In reality Gardner was a lifelong cigarette smoker, and suffered from emphysema. Two strokes in 1986 left her partially paralyzed and bedridden. In the last years of her life, Gardner asked Evans to ghostwrite her autobiography. After his death in 2012, Evans's notes, which he based on their taped conversations, were published in The Secret Conversations.

It's too bad Gardner lived in a time when marijuana wasn't accepted like alcohol, and husbands could rule their wives. It seems Shaw didn't think his wife could handle what he called "reefers" in a 1938 interview. "I think," he said, "that the hysterical articles about marijuana do more harm than good. A mature, well-balanced individual is not apt to play around with reefers; it's the youngsters in search of a sensation, or the emotionally unstable type, the 'screwballs,' who are the most likely prospects. And those are the very ones who will not be scared away by horrible stories of marijuana's weird effects.
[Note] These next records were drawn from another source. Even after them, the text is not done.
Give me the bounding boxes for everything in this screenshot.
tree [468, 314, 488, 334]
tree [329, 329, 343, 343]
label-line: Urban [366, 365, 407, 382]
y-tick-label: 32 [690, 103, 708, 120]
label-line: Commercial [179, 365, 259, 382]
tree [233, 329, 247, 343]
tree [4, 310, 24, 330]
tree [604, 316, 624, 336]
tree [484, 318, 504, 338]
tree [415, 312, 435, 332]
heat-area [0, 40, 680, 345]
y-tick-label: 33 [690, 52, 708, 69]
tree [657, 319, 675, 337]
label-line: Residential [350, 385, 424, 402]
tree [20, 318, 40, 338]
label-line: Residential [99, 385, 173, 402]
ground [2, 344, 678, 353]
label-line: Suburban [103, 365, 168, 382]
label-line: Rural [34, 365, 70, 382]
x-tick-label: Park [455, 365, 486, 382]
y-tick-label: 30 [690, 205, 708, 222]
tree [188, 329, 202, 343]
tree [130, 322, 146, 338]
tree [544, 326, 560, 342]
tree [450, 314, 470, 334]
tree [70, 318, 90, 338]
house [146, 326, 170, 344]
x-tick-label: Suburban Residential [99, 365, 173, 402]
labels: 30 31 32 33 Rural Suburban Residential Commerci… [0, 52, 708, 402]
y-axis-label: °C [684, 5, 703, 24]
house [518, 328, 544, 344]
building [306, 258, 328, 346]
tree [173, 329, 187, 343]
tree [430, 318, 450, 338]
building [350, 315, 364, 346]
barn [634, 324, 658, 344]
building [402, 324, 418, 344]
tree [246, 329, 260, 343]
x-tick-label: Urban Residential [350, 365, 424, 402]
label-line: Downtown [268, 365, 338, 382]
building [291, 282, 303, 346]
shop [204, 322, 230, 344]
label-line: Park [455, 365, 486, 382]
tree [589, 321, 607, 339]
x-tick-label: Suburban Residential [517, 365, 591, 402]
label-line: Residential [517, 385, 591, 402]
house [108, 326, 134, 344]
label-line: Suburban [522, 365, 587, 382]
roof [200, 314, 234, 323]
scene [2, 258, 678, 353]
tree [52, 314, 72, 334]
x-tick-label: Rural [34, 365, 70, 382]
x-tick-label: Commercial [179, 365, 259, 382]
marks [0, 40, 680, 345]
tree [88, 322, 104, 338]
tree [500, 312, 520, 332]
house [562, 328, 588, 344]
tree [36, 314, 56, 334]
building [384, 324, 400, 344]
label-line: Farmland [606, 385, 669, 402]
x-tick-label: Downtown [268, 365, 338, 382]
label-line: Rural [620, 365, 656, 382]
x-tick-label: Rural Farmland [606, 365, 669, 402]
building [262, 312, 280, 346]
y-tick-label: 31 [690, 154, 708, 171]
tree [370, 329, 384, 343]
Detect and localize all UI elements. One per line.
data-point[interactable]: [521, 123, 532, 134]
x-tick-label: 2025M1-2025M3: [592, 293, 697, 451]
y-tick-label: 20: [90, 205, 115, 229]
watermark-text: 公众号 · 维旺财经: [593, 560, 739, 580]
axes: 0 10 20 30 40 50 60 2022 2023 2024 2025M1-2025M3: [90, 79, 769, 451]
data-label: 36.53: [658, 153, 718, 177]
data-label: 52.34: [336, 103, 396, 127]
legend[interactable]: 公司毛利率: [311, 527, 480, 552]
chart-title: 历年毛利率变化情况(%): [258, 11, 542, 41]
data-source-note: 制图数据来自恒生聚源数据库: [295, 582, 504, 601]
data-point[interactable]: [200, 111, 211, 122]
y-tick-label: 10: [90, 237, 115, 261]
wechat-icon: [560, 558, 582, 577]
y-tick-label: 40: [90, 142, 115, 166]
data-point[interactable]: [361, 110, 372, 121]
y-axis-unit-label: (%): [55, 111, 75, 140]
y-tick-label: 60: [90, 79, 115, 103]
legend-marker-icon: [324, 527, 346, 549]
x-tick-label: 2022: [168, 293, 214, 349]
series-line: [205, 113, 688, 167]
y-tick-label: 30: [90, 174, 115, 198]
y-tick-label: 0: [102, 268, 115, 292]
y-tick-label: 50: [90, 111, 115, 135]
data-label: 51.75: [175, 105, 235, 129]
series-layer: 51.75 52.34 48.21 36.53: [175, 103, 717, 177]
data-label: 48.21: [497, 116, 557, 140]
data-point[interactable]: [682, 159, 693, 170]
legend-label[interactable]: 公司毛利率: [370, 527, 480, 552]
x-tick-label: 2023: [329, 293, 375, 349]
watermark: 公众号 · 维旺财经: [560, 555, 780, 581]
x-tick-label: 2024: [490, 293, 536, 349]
They get a kick out of trying something dangerous, unpredictable. The more they read about wild orgies held while 'walking on air,' the smarter they think it is to play around with reefers."

Shaw told the LA Times about the time he confronted trombonist Chuck Peterson, who he thought was slowing down the band because of his pot smoking. Shaw, who said he used to smoke when he was 17 or 18, challenged Peterson to a smoke-off, saying he would smoke as Peterson did, and then they would decide if his performance suffered. After he smoked, Shaw said, "I was playing over my head. I was hearing s--- I'd never heard before in those same old arrangements." Announcing to Peterson that he'd won the bet, Peterson replied, "No, man, I lose." "I was hearing great things," Shaw said, "but the technical ability to do it—it's like driving drunk. You feel great, but you don't know what you're doing."

Also famously married to Lana Turner, Shaw hired Billie Holiday to sing with his band back when "she wasn't on anything, oh a little marijuana, now and then, you know, but everybody did that." VIP Louis Armstrong was a big influence on his music and VIP Benny Goodman was his contemporary.